Dropbox excels at sharing folders. Start by creating a folder of the pictures you plan to share. Open this folder in the web interface, click Share, and enter other people’s email addresses to invite them to join. When they receive your invitation, they can sync the folder to their own Dropbox if they have an account, or view the pictures in a web browser if they don’t. You get 2GB of space for free, and after that, you’ll have to pay to gain more space—2TB of storage costs $120 a year.
Google Drive works along similar lines. Open a folder in the web interface, click on the folder’s name at the top of the page, and choose Share.
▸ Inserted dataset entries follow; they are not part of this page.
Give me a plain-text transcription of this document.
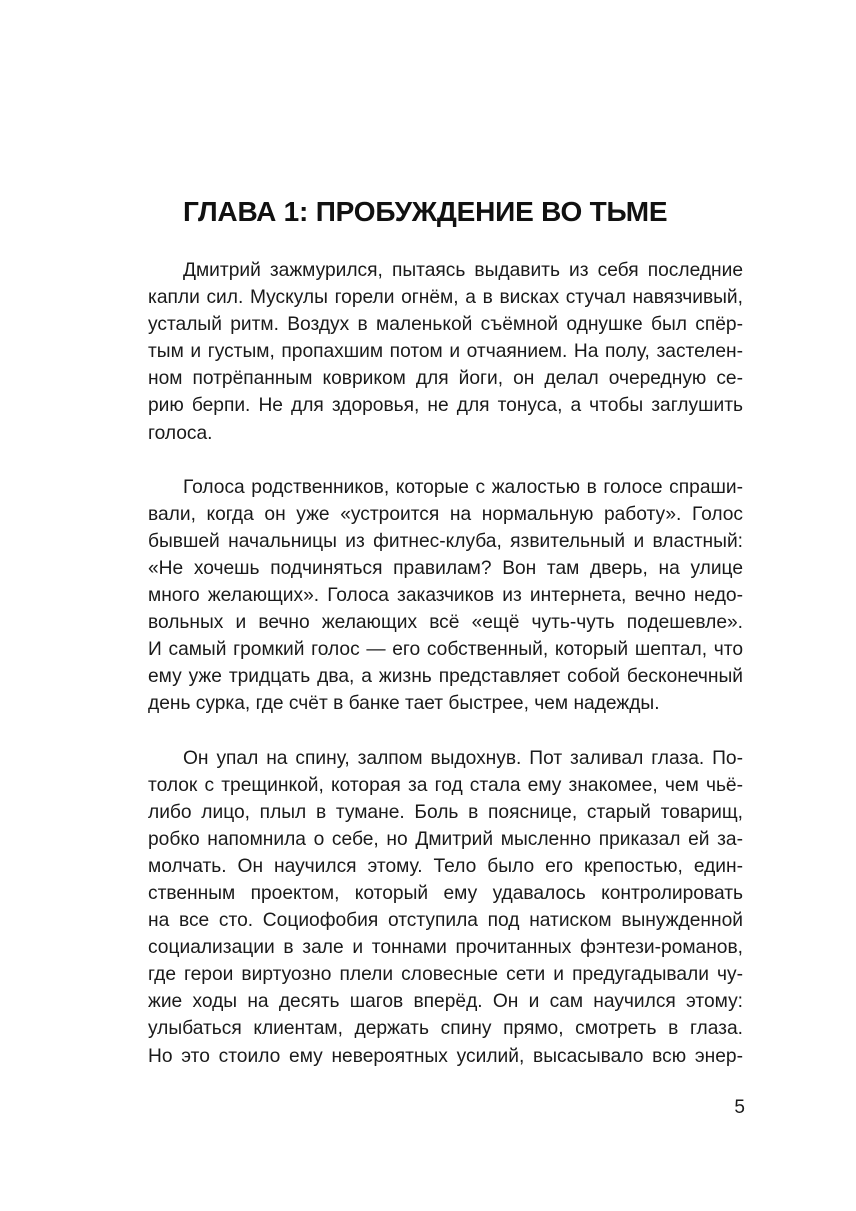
ГЛАВА 1: ПРОБУЖДЕНИЕ ВО ТЬМЕ
Дмитрий зажмурился, пытаясь выдавить из себя последние
капли сил. Мускулы горели огнём, а в висках стучал навязчивый,
усталый ритм. Воздух в маленькой съёмной однушке был спёр-
тым и густым, пропахшим потом и отчаянием. На полу, застелен-
ном потрёпанным ковриком для йоги, он делал очередную се-
рию берпи. Не для здоровья, не для тонуса, а чтобы заглушить
голоса.
Голоса родственников, которые с жалостью в голосе спраши-
вали, когда он уже «устроится на нормальную работу». Голос
бывшей начальницы из фитнес-клуба, язвительный и властный:
«Не хочешь подчиняться правилам? Вон там дверь, на улице
много желающих». Голоса заказчиков из интернета, вечно недо-
вольных и вечно желающих всё «ещё чуть-чуть подешевле».
И самый громкий голос — его собственный, который шептал, что
ему уже тридцать два, а жизнь представляет собой бесконечный
день сурка, где счёт в банке тает быстрее, чем надежды.
Он упал на спину, залпом выдохнув. Пот заливал глаза. По-
толок с трещинкой, которая за год стала ему знакомее, чем чьё-
либо лицо, плыл в тумане. Боль в пояснице, старый товарищ,
робко напомнила о себе, но Дмитрий мысленно приказал ей за-
молчать. Он научился этому. Тело было его крепостью, един-
ственным проектом, который ему удавалось контролировать
на все сто. Социофобия отступила под натиском вынужденной
социализации в зале и тоннами прочитанных фэнтези-романов,
где герои виртуозно плели словесные сети и предугадывали чу-
жие ходы на десять шагов вперёд. Он и сам научился этому:
улыбаться клиентам, держать спину прямо, смотреть в глаза.
Но это стоило ему невероятных усилий, высасывало всю энер-
5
As with Dropbox, you can invite others via email, and they can then access the folder through their own Google Drive accounts or by viewing the folder in a web browser. Google gives you 15GB, shared between Drive, Photos, and Gmail, for free. If that’s not enough, you can pony up for upgrades, which start at $2 a month for 100GB of space.
Shared email inboxes
The key advantage of email is that it works everywhere (on laptops and phones of every description) and for everyone (even those who don’t have a Facebook account or own a smartphone can handle an email address). So create a shared inbox and give a small group access to the log-in information, allowing members to add or view picture-laden emails from any device or location.
To get started, make a new email account through whatever service you prefer. Then share the login details, ideally through word of mouth so they can’t be hacked, with your trusted friends. To add new pictures, simply send a message to the new address, attach one or more photos to your email, and use the subject headers and body text to include descriptions.
This option won’t provide the organization and editing tools that Apple Photos and Google Photos will, but it’s simple, effective, and widely accessible to less tech-savvy folks. As a bonus, you can BCC your personal email address when you send messages to the shared account, thus safely backing up all of the images.